Kishi S
Yurinoki Orthodontics Information Center, Tokyo, Japan.
J Oral Sci. 1999 Sep;41(3):111-5. doi: 10.2334/josnusd.41.111.
Lundström et al. proposed a proportional analysis system for the soft tissue facial profile in the natural head position. To use this method for further epidemiological investigation and to interpret the characteristics of this analysis, each measurement (index) was identified in comparison to the other indices using cluster and factor analyses. Facial profiles of 111 (mean age: 22.9 years) Japanese males were measured and 11 indices (8 horizontal, 2 vertical and 1 horizontal/vertical) were calculated. Almost all internal co-relationships between each index were statistically significant (p < 0.05, 0.01). Variable cluster analysis classified indices into four major clusters and clarified the attributes of the 11 indices. The first cluster was index No. 1, 2, 3 and 7. The second cluster was index No. 6. The 3rd cluster was index No. 4, 5, 11, 8 and 10. The 4th cluster was index No. 9. These clusters are thought as vertical facial balance, upper and lower jaw relation or horizontal/vertical balance, chin morphology, and horizontal facial balance. From factor analysis, three factor axes that explained the characteristics of 11 indices were found (accumulated contribution rate: 76.5%). The heaviest loading factor was index No. 1,2 (0.95) on axis I, 5 (0.83) on axis II and 6 (0.78) on axis III. Therefore, axis I, axis II and axis III are thought to be based on the position of the soft tissue Nasion, SLI and Pogonion, respectively. Common indices which are included in both analyses are thought to be valid as a clue to reduce the number of measurement parameters.

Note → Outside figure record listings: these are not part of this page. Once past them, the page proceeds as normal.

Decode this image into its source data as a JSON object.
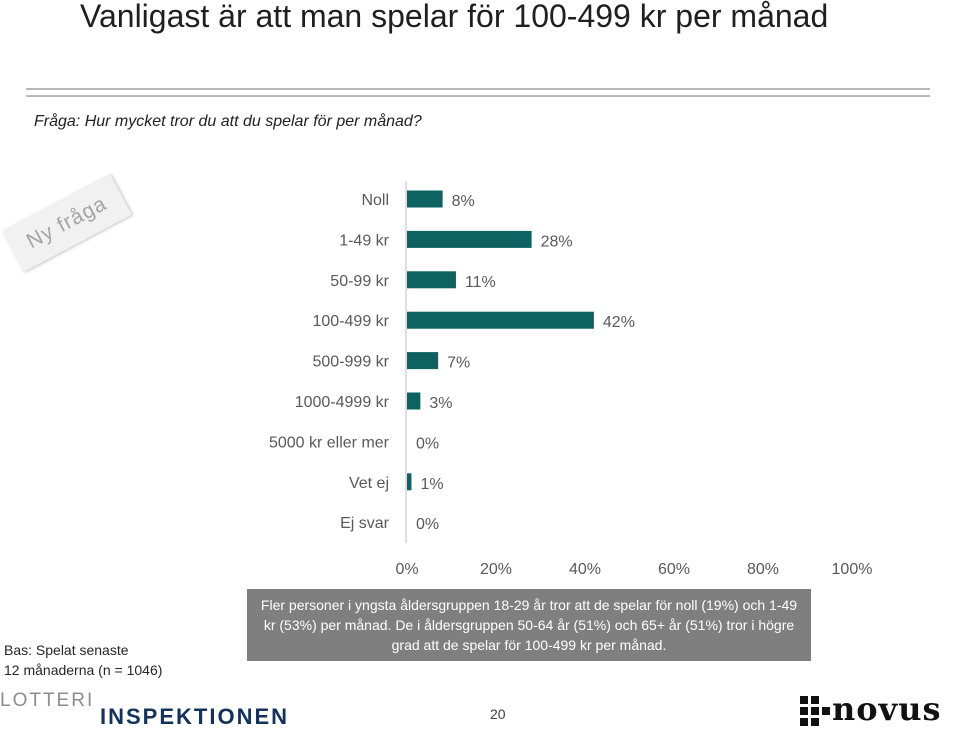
{
  "header": {
    "title": "Vanligast är att man spelar för 100-499 kr per månad",
    "question": "Fråga: Hur mycket tror du att du spelar för per månad?"
  },
  "ribbon": {
    "label": "Ny fråga"
  },
  "chart_data": {
    "type": "bar",
    "orientation": "horizontal",
    "categories": [
      "Noll",
      "1-49 kr",
      "50-99 kr",
      "100-499 kr",
      "500-999 kr",
      "1000-4999 kr",
      "5000 kr eller mer",
      "Vet ej",
      "Ej svar"
    ],
    "values": [
      8,
      28,
      11,
      42,
      7,
      3,
      0,
      1,
      0
    ],
    "value_labels": [
      "8%",
      "28%",
      "11%",
      "42%",
      "7%",
      "3%",
      "0%",
      "1%",
      "0%"
    ],
    "xlim": [
      0,
      100
    ],
    "xticks": [
      "0%",
      "20%",
      "40%",
      "60%",
      "80%",
      "100%"
    ],
    "bar_color": "#0d6262",
    "grid": false,
    "legend": "none"
  },
  "note": {
    "text": "Fler personer i yngsta åldersgruppen 18-29 år tror att de spelar för noll (19%) och 1-49 kr (53%) per månad. De i åldersgruppen 50-64 år (51%) och 65+ år (51%) tror i högre grad att de spelar för 100-499 kr per månad."
  },
  "base": {
    "line1": "Bas: Spelat senaste",
    "line2": "12 månaderna (n = 1046)"
  },
  "footer": {
    "page_number": "20",
    "logo_left_top": "LOTTERI",
    "logo_left_bottom": "INSPEKTIONEN",
    "logo_right": "novus"
  }
}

伦德斯特伦等人提出了一种针对自然头位下软组织面部轮廓的比例分析系统。为了将此方法用于进一步的流行病学调查并解读该分析的特征,通过聚类分析和因子分析,将每个测量值(指标)与其他指标进行比较来确定。对111名(平均年龄:22.9岁)日本男性的面部轮廓进行了测量,并计算了11个指标(8个水平指标、2个垂直指标和1个水平/垂直指标)。每个指标之间几乎所有的内部相互关系都具有统计学意义(p < 0.05,0.01)。变量聚类分析将指标分为四个主要类别,并阐明了这11个指标的属性。第一类是指标1、2、3和7。第二类是指标6。第三类是指标4、5、11、8和10。第四类是指标9。这些类别被认为分别代表垂直面部平衡、上下颌关系或水平/垂直平衡、下巴形态以及水平面部平衡。通过因子分析,发现了三个解释11个指标特征的因子轴(累积贡献率:76.5%)。在轴I上载荷最大的因子是指标1、2(0.95),在轴II上是指标5(0.83),在轴III上是指标6(0.78)。因此,轴I、轴II和轴III分别被认为是基于软组织鼻根点、鼻唇角和颏前点的位置。两种分析中都包含的共同指标被认为是有效的线索,可用于减少测量参数的数量。